By Armen Zakarian
A former Russian prime minister, Sergey Stepashin, said on Wednesday that Armenia will draw substantial benefits from its upcoming assets-for-debt agreement with Russia. Stepashin, who now heads Russia's Audit Chamber, told reporters in Yerevan that the deal, finalized in December, will give a strong boost to economic links between the two countries.
The liberal ex-premier, who is reportedly close to President Vladimir Putin, spoke at a news conference at the end of a three-day visit to Armenia. He met with President Robert Kocharian, Defense Minister Serzh Sarkisian and other top officials on Tuesday.
Bilateral economic ties topped the agenda of his meeting with Sarkisian. The latter is also a co-chairman of the Russian-Armenian intergovernmental commission on economic cooperation and has been personally negotiating the terms of the debt settlement. Sarkisian and his Russian opposite number, Ilya Klebanov, have already agreed on the list of five state-run Armenian enterprises that will be handed over to the Russians in payment for the $94 million debt.

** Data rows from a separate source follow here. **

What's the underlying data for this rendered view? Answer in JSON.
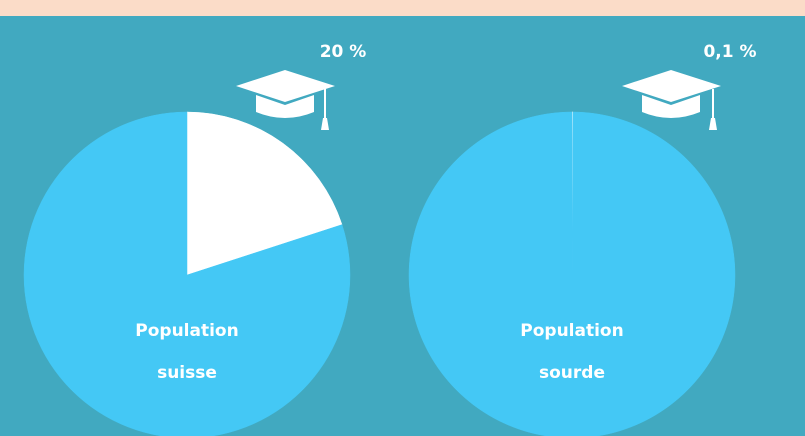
{
  "chart_data": [
    {
      "type": "pie",
      "title": "Population suisse",
      "categories": [
        null,
        null
      ],
      "values": [
        20,
        80
      ],
      "value_labels": [
        "20 %",
        null
      ],
      "colors": [
        "#ffffff",
        "#44c8f5"
      ]
    },
    {
      "type": "pie",
      "title": "Population sourde",
      "categories": [
        null,
        null
      ],
      "values": [
        0.1,
        99.9
      ],
      "value_labels": [
        "0,1 %",
        null
      ],
      "colors": [
        "#ffffff",
        "#44c8f5"
      ]
    }
  ]
}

Stepashin said the deal will ease Armenia's external debt burden and help the country attract Russian investments into its stagnating Soviet-era industries. It will also cement the close relationship between Moscow and Yerevan, he said.
Stepashin, who headed the Russian cabinet for several months in 2000, said he and Kocharian agreed that the private sectors of the two states should play the dominant role in deepening Russian-Armenian economic cooperation. He claimed that there are now three million Armenians in Russia who are "not the poorest people in the country" and are eager to invest in Armenia.